O desenvolvimento de tecnologia para o controle a distância das funções cerebrais começou durante a segunda guerra mundial. Os estudos da influência de correntes eletromagnéticas no cérebro datam do século XIX.

Após isso, os EUA lideraram a pesquisa e o desenvolvimento da tecnologia;

No Brasil, uma parte da tecnologia foi distribuida pelo governo norte americano, durante o governo de Getúlio Varga (1930 - 1945), e utilizado posteriormente para controle e tortura de revolucionários ao regime ditatorial brasileiro.

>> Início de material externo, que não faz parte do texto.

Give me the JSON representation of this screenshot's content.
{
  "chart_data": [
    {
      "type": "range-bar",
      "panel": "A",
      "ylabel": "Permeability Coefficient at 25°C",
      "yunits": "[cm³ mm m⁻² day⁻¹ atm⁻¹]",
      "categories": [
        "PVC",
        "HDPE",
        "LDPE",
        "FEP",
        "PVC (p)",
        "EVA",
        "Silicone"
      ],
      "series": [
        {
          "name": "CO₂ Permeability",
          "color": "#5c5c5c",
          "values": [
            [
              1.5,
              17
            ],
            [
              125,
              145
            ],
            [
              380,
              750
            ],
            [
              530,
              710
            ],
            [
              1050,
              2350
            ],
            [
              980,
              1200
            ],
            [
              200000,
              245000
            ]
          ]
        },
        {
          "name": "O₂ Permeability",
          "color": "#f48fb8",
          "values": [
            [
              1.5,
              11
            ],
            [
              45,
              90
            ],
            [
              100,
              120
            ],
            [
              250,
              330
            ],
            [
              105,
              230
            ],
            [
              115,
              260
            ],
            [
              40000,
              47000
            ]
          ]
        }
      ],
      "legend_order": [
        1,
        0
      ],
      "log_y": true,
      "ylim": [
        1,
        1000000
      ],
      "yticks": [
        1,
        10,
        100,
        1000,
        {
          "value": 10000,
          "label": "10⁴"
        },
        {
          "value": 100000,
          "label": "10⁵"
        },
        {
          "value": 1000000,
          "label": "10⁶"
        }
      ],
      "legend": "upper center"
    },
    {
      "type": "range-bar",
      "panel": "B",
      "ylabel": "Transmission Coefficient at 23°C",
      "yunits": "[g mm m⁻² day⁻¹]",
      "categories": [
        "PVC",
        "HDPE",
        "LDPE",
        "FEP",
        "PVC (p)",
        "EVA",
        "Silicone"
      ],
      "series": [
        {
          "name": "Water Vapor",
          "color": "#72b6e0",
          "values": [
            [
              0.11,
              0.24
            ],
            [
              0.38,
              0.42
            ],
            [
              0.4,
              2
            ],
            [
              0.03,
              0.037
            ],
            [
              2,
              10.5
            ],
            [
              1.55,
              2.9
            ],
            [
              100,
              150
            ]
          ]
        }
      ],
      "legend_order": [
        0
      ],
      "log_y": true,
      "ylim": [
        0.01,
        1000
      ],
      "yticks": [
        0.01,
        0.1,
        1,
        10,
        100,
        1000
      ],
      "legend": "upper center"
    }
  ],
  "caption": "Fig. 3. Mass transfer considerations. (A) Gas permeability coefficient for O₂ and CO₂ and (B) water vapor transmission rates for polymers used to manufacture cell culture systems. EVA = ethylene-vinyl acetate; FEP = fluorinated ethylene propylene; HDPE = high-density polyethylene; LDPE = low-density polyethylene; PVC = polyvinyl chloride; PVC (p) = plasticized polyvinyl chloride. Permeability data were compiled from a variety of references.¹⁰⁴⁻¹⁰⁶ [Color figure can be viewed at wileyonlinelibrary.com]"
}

Nos chamados Anos de chumbo, como na época de Getúlio Vargas, Estado Novo, também chamada de "Nova República", em referência à "Velha República" que se findava, houve uma proliferação da prática da tortura contra os considerados subversivos, nome dado aos que praticavam a corrupção ou "desgaste econômico ou político" ou àqueles que combateram militarmente Getúlio Vargas, bem como dos chamados subversivos contra qualquer cidadão que muitas das vezes estrangeiros pudessem pressionar as autoridades da época(tinha que se separar o chamado "joio" do "trigo") ou à chamada por alguns de "ditadura militar, pois nesse período houve no Brasil todas as características de uma guerra civil ou intestina",[23] que alegadamente ameaçavam a "segurança nacional".


 
As técnicas de tortura utilizadas no Brasil, ao contrário da ideia de que seriam improvisos dos que aplicam a tortura, têm na verdade estreita ligação com técnicas desenvolvidas através de experimentos como os do Projeto MKULTRA.

Técnicas trazidas para o Brasil e América Latina, através de treinamento e treinadores americanos, estão contidas nos Manuais KUBARK[11] utilizados para treinamento de militares e agentes de segurança brasileiros na Escola das Américas além de em outros programas de intercâmbio. [12][13]

Vários militares e agentes de segurança do Brasil receberam treinamento na Escola das Américas cujo nome foi modificado para Instituto do Hemisfério Ocidental para a Cooperação em Segurança.

Vários membros da força policial brasileira foram treinados por especialistas em tortura que vieram para o Brasil com o objetivo de difundir os métodos e meios de interrogatório compilados pela CIA.

Foi o caso do conhecido Dan Mitrione. [14][15]A recente liberação pelo governo americano de uma lista parcial de nomes de participantes nos treinamentos da Escola revelou também o fato de que militares brasileiros treinaram e participaram de tortura, inclusive no Chile.


O MKUltra permitiu o desenvolvimento de tecnicas de controle de funções cerebrais por radiofrequencia e ondas eletromagnéticas.